Gail L. Widener, PhD, PT
, is a professor at the Doctor of Physical Therapy program at Samuel Merritt University in Oakland, California. She completed her BSPT at Texas Women’s University and her PhD in physiology (emphasis in neurophysiology) at the University of Kansas Medical Center. Dr. Widener teaches physiology, neurophysiology, and the physical therapy management of persons with multiple sclerosis to entry-level physical therapy students and to physical therapy neurological residents. She wrote the chapter on multiple sclerosis in Umphred’s Neurological Rehabilitation, Sixth Edition
, and has been a professional member of the National Multiple Sclerosis Society’s Northern California Chapter’s Clinical Advisory Committee for more than 15 years. Dr. Widener also teaches community courses for people with multiple sclerosis who have issues with balance and falling.
Diane D. Allen, PhD, PT, is a professor at the Graduate Program in Physical Therapy at the University of California, San Francisco (UCSF)/San Francisco State University. She completed her bachelor’s degree and certificate in physical therapy at UCSF, a master’s degree with a neuromuscular emphasis at the University of North Carolina Chapel Hill, a PhD in education (emphasis on quantitative measurement and evaluation) at the University of California, Berkeley, and a postdoctoral fellowship in rehabilitation measurement at Boston University. Dr. Allen specializes in tests and measures and neurorehabilitation, has coauthored a chapter on balance disorders and fall risk in Physical Rehabilitation Assessment and Intervention: An Evidence-Based Approach, and has published other studies related to outcome measures in neurological and outpatient populations. Dr. Allen received funding from the Patient-Centered Outcomes Research Institute (PCORI) for her pilot study Mind the Gap – Targeting Differences in Patients’ Current and Preferred Abilities, in which she compared patient perceptions of their movement abilities with the clinicians’ emphases in therapy, noting that lack of agreement can lead to suboptimal outcomes.

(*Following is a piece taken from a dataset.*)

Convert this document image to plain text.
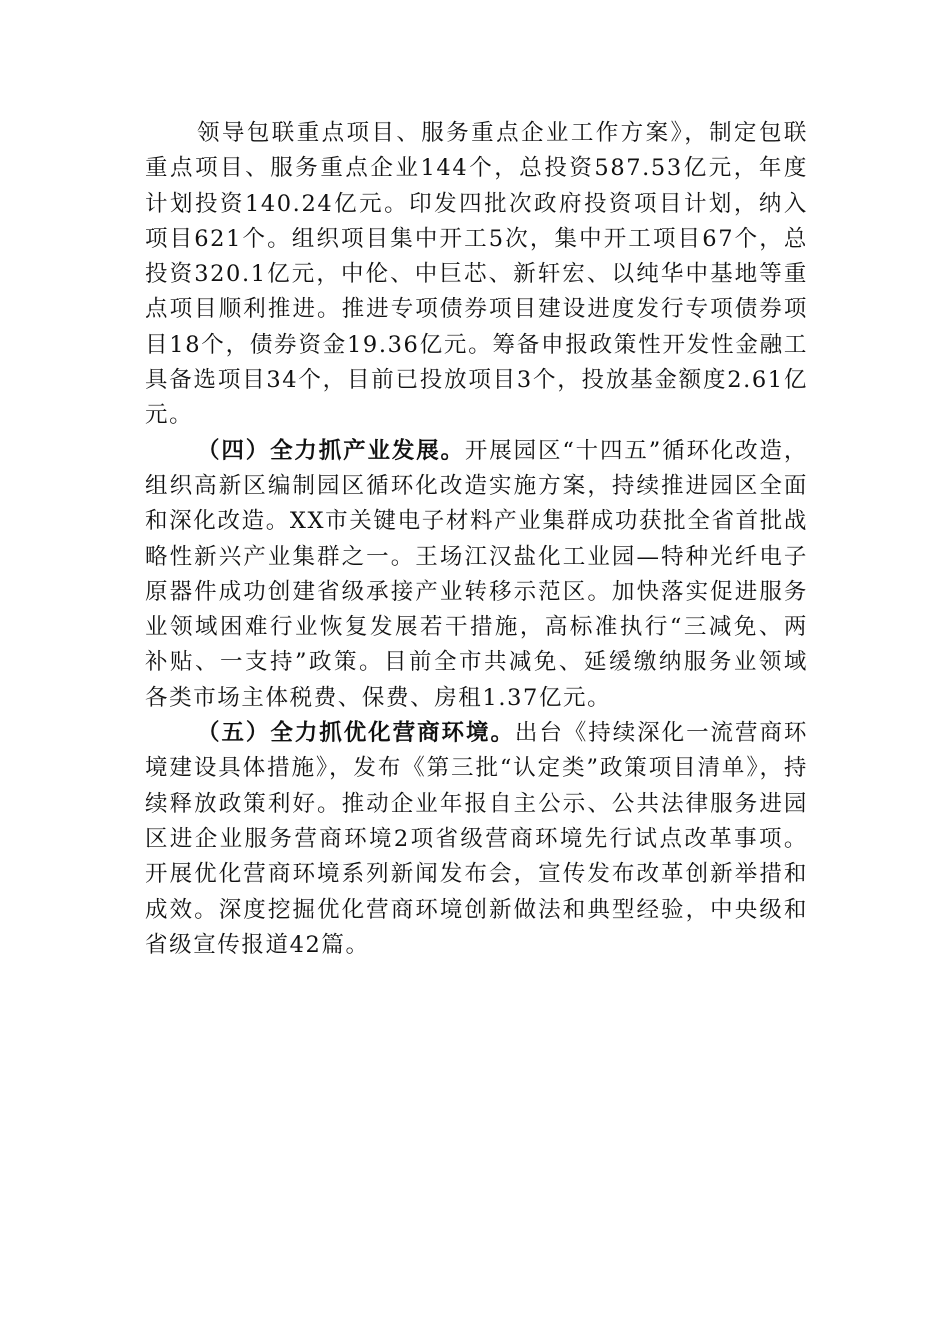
领导包联重点项目、服务重点企业工作方案》，制定包联重点项目、服务重点企业144个，总投资587.53亿元，年度计划投资140.24亿元。印发四批次政府投资项目计划，纳入项目621个。组织项目集中开工5次，集中开工项目67个，总投资320.1亿元，中伦、中巨芯、新轩宏、以纯华中基地等重点项目顺利推进。推进专项债券项目建设进度发行专项债券项目18个，债券资金19.36亿元。筹备申报政策性开发性金融工具备选项目34个，目前已投放项目3个，投放基金额度2.61亿元。

（四）全力抓产业发展。开展园区“十四五”循环化改造，组织高新区编制园区循环化改造实施方案，持续推进园区全面和深化改造。XX市关键电子材料产业集群成功获批全省首批战略性新兴产业集群之一。王场江汉盐化工业园—特种光纤电子原器件成功创建省级承接产业转移示范区。加快落实促进服务业领域困难行业恢复发展若干措施，高标准执行“三减免、两补贴、一支持”政策。目前全市共减免、延缓缴纳服务业领域各类市场主体税费、保费、房租1.37亿元。

（五）全力抓优化营商环境。出台《持续深化一流营商环境建设具体措施》，发布《第三批“认定类”政策项目清单》，持续释放政策利好。推动企业年报自主公示、公共法律服务进园区进企业服务营商环境2项省级营商环境先行试点改革事项。开展优化营商环境系列新闻发布会，宣传发布改革创新举措和成效。深度挖掘优化营商环境创新做法和典型经验，中央级和省级宣传报道42篇。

Gail L. Widener and Diane D. Allen have been working with people with multiple sclerosis for more than 20 years and perform clinical research with this population. They have collaborated in writing a chapter on tone abnormalities in Physical Agents in Rehabilitation, now in its fourth edition. They have helped coauthor six peer-reviewed published articles, received grants from the California Physical Therapy Fund and the National Multiple Sclerosis Society, and have been co-principal investigators on a project funded by the National Institutes of Health studying the response of people with multiple sclerosis to balance-based torso-weighting.